Why does it no learn?

Hi,
why is the following code not learning? The loss is always at 0.25 and the result looks random…
Changing the network topology, optimizer, etc. is not changing a bit…
Any help appreciated, Thanks, regards Oliver

import torch
import torch.nn as nns
import numpy as np
from sklearn.datasets.samples_generator import make_blobs

x, y = make_blobs(n_samples=1000, centers=2, n_features=2)
x_data = torch.Tensor(x)
y_data = torch.Tensor(y)
x_data.requires_grad_(True)
y_data.requires_grad_(True)

model = torch.nn.Sequential(
torch.nn.Linear(2, 10),
torch.nn.Sigmoid(),
torch.nn.Linear(10, 10),
torch.nn.Sigmoid(),
torch.nn.Linear(10, 1),
)

optimizer = torch.optim.Adam(model.parameters())

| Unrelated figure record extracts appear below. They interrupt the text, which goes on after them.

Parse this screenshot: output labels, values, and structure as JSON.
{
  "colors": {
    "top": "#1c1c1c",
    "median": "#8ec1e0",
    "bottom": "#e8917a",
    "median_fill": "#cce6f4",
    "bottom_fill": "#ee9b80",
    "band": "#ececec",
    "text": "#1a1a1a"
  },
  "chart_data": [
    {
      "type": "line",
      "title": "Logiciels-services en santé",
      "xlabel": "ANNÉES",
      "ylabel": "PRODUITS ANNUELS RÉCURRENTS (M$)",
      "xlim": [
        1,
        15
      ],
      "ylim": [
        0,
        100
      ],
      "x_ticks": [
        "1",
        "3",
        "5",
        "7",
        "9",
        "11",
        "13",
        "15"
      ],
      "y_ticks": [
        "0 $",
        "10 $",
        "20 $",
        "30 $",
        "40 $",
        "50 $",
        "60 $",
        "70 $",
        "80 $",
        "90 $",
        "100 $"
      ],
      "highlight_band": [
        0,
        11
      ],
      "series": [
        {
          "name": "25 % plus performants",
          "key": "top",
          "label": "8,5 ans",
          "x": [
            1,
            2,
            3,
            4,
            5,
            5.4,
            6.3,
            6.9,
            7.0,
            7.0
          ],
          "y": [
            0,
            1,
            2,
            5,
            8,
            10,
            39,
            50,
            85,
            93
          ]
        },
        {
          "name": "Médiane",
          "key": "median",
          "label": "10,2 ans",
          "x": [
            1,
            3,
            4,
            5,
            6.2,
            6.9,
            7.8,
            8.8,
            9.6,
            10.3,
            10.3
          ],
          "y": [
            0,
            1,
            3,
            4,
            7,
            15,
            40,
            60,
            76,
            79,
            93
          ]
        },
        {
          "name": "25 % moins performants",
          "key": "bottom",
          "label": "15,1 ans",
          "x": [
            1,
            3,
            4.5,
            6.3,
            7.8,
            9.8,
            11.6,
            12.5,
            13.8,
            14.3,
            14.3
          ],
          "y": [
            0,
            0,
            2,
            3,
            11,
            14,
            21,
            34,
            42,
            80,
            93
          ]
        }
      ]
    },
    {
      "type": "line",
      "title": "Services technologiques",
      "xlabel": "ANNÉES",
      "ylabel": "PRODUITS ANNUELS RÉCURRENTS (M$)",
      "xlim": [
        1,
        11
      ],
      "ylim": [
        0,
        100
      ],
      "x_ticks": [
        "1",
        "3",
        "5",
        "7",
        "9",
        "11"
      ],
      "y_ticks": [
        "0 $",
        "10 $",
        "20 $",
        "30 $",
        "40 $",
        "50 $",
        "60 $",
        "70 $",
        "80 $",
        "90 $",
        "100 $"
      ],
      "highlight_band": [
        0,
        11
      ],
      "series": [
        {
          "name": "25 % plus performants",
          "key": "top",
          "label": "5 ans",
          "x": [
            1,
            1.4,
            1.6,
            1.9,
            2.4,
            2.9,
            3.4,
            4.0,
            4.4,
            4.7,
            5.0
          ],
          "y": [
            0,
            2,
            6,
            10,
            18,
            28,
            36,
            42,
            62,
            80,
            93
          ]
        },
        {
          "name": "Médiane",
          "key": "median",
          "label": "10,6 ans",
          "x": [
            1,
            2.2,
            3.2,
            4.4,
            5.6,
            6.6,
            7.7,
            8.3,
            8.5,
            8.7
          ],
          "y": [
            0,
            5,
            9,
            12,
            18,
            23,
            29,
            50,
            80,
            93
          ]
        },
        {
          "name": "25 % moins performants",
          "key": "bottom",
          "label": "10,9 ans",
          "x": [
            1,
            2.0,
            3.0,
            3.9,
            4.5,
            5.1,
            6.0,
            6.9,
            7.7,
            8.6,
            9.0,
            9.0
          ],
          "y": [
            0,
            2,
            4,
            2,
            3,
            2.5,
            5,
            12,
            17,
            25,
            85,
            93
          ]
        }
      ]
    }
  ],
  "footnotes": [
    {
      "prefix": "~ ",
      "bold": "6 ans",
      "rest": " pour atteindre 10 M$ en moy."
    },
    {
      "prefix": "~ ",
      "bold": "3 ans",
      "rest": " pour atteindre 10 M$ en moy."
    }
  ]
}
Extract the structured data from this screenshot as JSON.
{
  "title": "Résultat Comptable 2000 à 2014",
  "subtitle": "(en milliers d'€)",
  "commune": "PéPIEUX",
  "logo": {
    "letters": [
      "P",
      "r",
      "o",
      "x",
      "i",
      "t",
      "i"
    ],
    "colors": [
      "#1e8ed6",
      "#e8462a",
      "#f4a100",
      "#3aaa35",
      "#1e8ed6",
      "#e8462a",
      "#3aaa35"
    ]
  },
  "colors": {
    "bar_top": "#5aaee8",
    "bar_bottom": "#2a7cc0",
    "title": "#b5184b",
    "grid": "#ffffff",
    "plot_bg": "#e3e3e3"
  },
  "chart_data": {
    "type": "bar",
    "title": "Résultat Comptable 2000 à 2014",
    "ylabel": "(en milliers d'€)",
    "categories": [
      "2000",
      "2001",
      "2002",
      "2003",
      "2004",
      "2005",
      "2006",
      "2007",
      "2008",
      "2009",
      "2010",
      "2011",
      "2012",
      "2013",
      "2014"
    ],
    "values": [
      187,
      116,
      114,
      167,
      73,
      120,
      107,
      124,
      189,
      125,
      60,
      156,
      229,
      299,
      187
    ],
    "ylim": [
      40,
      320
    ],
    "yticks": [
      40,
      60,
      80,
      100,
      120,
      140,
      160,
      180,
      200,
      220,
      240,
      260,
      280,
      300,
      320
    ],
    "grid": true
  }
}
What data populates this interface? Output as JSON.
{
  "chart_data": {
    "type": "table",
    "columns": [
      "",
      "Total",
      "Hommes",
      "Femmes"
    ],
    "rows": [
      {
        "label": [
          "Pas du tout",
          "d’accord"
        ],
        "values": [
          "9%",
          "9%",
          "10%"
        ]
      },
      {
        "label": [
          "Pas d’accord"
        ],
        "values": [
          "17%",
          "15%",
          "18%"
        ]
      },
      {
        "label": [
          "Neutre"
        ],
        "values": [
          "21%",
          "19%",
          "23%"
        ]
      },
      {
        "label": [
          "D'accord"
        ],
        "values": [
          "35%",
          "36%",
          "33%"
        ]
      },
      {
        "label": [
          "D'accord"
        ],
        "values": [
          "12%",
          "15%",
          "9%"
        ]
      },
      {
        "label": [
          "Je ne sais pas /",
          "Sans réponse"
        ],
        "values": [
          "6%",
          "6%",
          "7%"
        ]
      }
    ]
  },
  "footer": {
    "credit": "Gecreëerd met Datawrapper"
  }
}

loss_fn = torch.nn.MSELoss()

for t in range(1000):
y_pred = model(x_data)

  loss = loss_fn(y_data, y_pred)
  if t%100==0:
        print(t, loss.item())  

  model.zero_grad()
  loss.backward()

  optimizer.step()

Could you print the shape of y_pred and y_data?
Both should have the same shape, i.e. [batch_size, 1] in your case.
In the past we’ve had similar issues where dim1 was missing in the target tensor, so that an unwanted broadcasting was performed. The latest PyTorch version will throw a warning, if this shape mismatch is detected.

1 Like

print(y_data.shape, y_pred.shape )
gives
torch.Size([10]) torch.Size([10, 1])

Add dim1 to your target and run your code again:

y_data = y_data.unsqueeze(1)
loss = loss_fn(y_pred, y_data)

Thanks! I really appreciate the help